Far and Away
Overview
Far and Away is a 1992 epic romantic adventure drama directed by Ron Howard that sends Tom Cruise and Nicole Kidman on a sweeping journey from the poverty and landlord oppression of 1892 Ireland to the promise and brutality of the American frontier. Joseph Donnelly begins the film as a poor tenant farmer with nothing but Irish stubbornness and a burning desire to own land — an ambition that seemed impossible in a country where land ownership was the exclusive privilege of the Anglo-Irish Protestant ascendancy. Shannon Christie is the daughter of the landlord Joseph initially set out to kill, whose own romantic disappointment and thirst for adventure make her a willing, if supremely inconvenient, traveling companion.
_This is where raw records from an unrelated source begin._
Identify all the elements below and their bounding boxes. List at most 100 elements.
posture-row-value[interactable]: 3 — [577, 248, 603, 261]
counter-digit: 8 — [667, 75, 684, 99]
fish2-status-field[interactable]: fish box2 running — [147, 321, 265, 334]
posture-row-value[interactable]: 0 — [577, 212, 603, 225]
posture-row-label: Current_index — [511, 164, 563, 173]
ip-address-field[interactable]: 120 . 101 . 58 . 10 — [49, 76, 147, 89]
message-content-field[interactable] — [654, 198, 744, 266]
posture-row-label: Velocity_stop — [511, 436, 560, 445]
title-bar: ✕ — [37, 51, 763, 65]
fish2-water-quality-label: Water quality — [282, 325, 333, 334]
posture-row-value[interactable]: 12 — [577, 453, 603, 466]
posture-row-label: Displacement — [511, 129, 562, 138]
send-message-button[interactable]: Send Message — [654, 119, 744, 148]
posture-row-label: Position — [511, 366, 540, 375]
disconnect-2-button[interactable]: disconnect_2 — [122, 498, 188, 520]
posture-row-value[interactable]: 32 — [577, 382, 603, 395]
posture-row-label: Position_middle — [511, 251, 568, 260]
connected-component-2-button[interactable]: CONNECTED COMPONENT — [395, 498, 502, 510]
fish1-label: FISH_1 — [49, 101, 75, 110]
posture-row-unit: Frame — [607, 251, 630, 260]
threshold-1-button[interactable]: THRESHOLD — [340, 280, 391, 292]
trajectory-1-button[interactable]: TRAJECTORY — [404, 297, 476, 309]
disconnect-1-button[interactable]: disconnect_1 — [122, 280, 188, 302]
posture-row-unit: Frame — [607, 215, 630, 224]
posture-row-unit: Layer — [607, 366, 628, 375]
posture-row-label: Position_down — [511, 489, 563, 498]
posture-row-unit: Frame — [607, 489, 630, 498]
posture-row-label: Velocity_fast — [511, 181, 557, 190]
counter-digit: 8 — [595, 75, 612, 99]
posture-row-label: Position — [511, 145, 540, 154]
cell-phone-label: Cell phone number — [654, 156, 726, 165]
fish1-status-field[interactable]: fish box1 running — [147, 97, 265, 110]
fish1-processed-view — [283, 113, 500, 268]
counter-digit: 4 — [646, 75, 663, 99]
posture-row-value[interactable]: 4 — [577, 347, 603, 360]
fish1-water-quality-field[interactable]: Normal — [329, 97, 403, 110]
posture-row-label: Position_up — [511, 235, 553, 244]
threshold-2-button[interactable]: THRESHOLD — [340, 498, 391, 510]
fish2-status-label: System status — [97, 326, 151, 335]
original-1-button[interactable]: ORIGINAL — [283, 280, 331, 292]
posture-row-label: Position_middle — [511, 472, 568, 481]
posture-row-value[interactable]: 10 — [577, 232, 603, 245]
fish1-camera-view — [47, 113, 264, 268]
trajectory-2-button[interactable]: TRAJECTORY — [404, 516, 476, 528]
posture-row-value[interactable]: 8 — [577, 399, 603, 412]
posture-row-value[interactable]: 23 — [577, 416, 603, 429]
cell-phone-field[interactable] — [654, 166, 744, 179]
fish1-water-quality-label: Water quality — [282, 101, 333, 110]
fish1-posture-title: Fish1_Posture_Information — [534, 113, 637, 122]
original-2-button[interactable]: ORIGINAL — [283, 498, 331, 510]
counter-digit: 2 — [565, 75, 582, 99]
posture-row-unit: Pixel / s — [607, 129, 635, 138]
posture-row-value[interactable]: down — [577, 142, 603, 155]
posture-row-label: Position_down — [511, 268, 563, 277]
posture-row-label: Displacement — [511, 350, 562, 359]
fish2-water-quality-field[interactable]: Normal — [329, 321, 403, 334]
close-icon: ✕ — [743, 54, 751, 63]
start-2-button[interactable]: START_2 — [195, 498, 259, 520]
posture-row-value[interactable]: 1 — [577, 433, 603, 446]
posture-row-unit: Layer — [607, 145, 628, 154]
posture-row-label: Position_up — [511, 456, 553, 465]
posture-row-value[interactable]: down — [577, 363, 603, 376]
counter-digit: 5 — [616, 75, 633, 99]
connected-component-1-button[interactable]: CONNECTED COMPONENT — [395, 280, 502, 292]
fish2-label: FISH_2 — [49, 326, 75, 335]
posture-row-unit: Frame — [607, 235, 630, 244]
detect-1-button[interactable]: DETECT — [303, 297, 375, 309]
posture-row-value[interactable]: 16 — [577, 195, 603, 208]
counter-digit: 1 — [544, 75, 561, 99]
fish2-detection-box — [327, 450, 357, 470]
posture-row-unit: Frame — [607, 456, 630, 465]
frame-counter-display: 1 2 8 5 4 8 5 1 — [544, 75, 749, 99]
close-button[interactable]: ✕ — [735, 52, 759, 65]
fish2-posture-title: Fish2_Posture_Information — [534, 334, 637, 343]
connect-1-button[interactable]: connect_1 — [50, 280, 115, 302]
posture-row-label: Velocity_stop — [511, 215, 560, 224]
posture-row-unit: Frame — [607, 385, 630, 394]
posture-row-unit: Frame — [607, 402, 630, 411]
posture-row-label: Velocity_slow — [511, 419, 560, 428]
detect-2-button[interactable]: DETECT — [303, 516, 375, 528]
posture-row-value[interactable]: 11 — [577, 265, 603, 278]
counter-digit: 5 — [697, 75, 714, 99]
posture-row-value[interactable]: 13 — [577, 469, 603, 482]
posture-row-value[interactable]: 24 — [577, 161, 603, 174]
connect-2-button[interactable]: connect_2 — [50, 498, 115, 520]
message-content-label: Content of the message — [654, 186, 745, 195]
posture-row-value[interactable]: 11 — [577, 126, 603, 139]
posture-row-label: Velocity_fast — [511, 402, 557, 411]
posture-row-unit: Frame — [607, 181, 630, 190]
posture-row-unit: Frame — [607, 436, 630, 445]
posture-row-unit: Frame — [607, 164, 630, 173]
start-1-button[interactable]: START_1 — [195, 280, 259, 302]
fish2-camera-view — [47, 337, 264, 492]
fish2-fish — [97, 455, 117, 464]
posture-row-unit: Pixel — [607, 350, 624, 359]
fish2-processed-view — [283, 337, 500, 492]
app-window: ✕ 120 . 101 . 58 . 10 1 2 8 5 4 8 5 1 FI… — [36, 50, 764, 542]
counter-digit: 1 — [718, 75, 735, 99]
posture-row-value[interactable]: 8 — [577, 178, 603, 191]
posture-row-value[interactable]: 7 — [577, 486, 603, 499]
Their journey together — first class and steerage sharing a very different view of America's promise — is captured with genuine historical sweep and a visual grandeur that Ron Howard's widescreen ambitions always excel at delivering. The Oklahoma Land Rush sequence, staged and shot at enormous scale, remains one of the most technically ambitious set pieces in early 1990s Hollywood cinema. John Williams' score is among his most romantically expansive. The film is unashamedly old-fashioned in its storytelling — big emotions, grand gestures, and a belief in the immigrant experience as both tragedy and triumph. Far and Away is the kind of epic Hollywood romance that the studios mostly stopped making and that audiences still secretly want.